Esselamu aleykum ve rahmetullah sevgili kardeşlerim!

Değerli Müslümanlar! Allah’ın izniyle bugün sizlere bir soru sorarak konumuza başlamak istiyorum. Sizlere dünyanın gelmiş geçmiş en güçlü ordusu hangi ordudur, desem sizin cevabınız ne olurdu. Her yere korku salmış kendi ülkesini uzaylılardan bile koruyabileceğini iddia eden Amerika mı? Yoksa yaşadığınız yeri çok rahat bir şekilde bombalayabilecek silahları olan Rusya mı? Milyon sayısına ulaşmış ordusuyla Çin mi? Ya da eskiden Cengiz han, İskender, Napolyon, Timur vb kişiler mi en güçlü orduları barındırıyor. Şunu da belirtelim ki sayın kardeşlerim anlatacağım kişiler bu bahsettiklerimizden hiçbiri değildir. Şu bir gerçektir ki, bu dünya da gelmiş geçmiş en güçlü ordu Hz. Süleyman aleyhiselam’ın ordusudur. Hz. Süleyman’ın cinleri, insanları, hayvanları kapsayan bir ordusu vardı. Rüzgara hükmedebiliyor, hayvanların dilinden anlıyor ve etrafında bu kadar çeşitli nimetler sayesinde bizim günümüz teknolojisinin henüz ulaşamadığı bilgiler Hz. Süleyman’ın elindeydi. Camdan saraylar emri altında işçilik yapıp heykeller binalar yapan, dalgıçlık yapan cinleri vardı. Hayvanlar sayesinde dilediği bölgelerden haberler alabiliyordu. Bütün bu nimetler Kur’an’ı kerimde sâd suresi 35. ayette geçen Hz. Süleyman’ın duasının kabul edilmesiyle mucize olarak verilmiştir. Ayetin mealinde: Ey Rabbim! Beni bağışla ve bana benden sonra kimseye layık olmayacak bir mülk (hükümranlık) bahşet.

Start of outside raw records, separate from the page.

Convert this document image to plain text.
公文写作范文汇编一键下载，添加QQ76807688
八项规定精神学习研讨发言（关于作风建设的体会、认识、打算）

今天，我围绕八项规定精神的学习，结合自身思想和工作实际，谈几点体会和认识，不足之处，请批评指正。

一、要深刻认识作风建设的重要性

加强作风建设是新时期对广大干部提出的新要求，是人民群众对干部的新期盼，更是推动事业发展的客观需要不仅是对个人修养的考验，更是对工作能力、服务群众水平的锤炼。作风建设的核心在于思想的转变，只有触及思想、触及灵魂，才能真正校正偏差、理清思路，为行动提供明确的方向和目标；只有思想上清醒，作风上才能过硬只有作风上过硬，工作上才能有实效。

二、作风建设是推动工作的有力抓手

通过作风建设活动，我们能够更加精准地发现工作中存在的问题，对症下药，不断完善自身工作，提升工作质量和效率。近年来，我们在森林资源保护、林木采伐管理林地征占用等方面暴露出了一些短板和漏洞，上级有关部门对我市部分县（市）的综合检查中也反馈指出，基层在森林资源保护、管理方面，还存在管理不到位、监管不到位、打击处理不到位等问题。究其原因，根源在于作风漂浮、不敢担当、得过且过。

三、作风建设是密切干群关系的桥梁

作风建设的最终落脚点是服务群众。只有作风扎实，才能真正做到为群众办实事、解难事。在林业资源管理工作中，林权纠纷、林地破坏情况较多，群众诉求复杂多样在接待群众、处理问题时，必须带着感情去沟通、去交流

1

Şüphesiz sen çok bahşedicisin. Bu yüzden Hz. Süleyman’a verilen mülk dünyada başka hiçbir hükümdara ya da topluluğa verilmeyecekti. Ama Müslümanlardan bir ordu bir topluluk var ki onlar fakirdi. Bazen yiyecek-içecek bir şey bulamazlardı. Silahları azdı. Güçlü, sağlam ve büyük silahları yoktu. Sayıları da azdı, çok büyük bir orduları yoktu. Onlar güçlü bir ırka da mensub değildiler. Lakin tüm bu yokluğa rağmen Denizin dalgaları gibi olan orduları yendiler. Tüm insanlık onların karşısındaydı. Fillerle zırhlı, teşhizatlı güçlü kale ve şehirlere sahip olan devletler karşılarında çaresiz kaldı. O devletlerin hepsinde Hazineler, servetler, zenginlikler vardı. Günümüzde Türkiye Cumhuriyeti, Amerika’yı Rusya’yı, Çin’i yendi desek muhtemelen sadece bu düşüncenin hayal olduğunu ve imkansız olduğunu söylerler ama onların zamanında böyle bir durum mümkün olmuştu. İşte o ordu Rasulullah’ın ashabıydı. Gerçekten de insanı düşündürüyor. Acaba dünyada gelmiş geçmiş en güçlü mülke sahip bir ordunun tüm dünyayı ele geçirebilmesi mi daha başarılı yoksa bir avuç insanın tüm dünyayı, karşısında aciz bırakması mı? Öyle ki zengin değiller, sayıca üstün değiller, Ad kavmi gibi dağları oyacak bir güce de sahip değiller. Nasıl peki Persler, Rumlar, Araplar hatta Türkler bile bu orduyu durdurmaktan aciz kalmışlar? Allah’a inanmayan, mantıksal boyuttan bakmak isteyen biri bu işin içinden çıkamaz, tesadüfen olmuş ya da işte o Arapların şöyle böyle strateji üstünlüğü vardı, yok diğer devletler kötüye gidiyordu, birbirleriyle savaşırken çöküş dönemindelerdi vb. bahanelerle bütün bilim adamlarının yaptığı gibi konunun aslını örtmeye çalışırdı. Ama bahsettiği konularla da alakası yok. Üç bin kişinin karşısına gelmiş, iki yüz bin kişi ama bakın ki Müslümanlardan on iki kişi ölmüş, kafirlerin ki sayılamayacak kadar fazla… Savaşın sonucunda Müslümanlar sayı azlığı dolayısıyla geri çekilmiş kafirlerde ellerinden bir şey gelmediği için kalelerine saklanmışlar. İki günlük savaşta o kadar az Müslümandan nasıl sadece 12 kişi şehit olmuş. Mantığın tıkandığı yer… Bugün iman etmiş bir Müslümanın böyle şeylere inanması zor olmamalı hatta sorana cevabı direk kendisinin vermesi lazım. Allah Rasul’ünün ashabına maddi yönden bakarsak, genelini fakirlerin ve yoksulların oluşturduğunu anlarız Ama onların peygamberi Muhammed (s.a.v.) idi. Bununla beraber onların Kur’an’ı Kerim’in ayetlerine geçecek kadar faziletli amelleri vardı.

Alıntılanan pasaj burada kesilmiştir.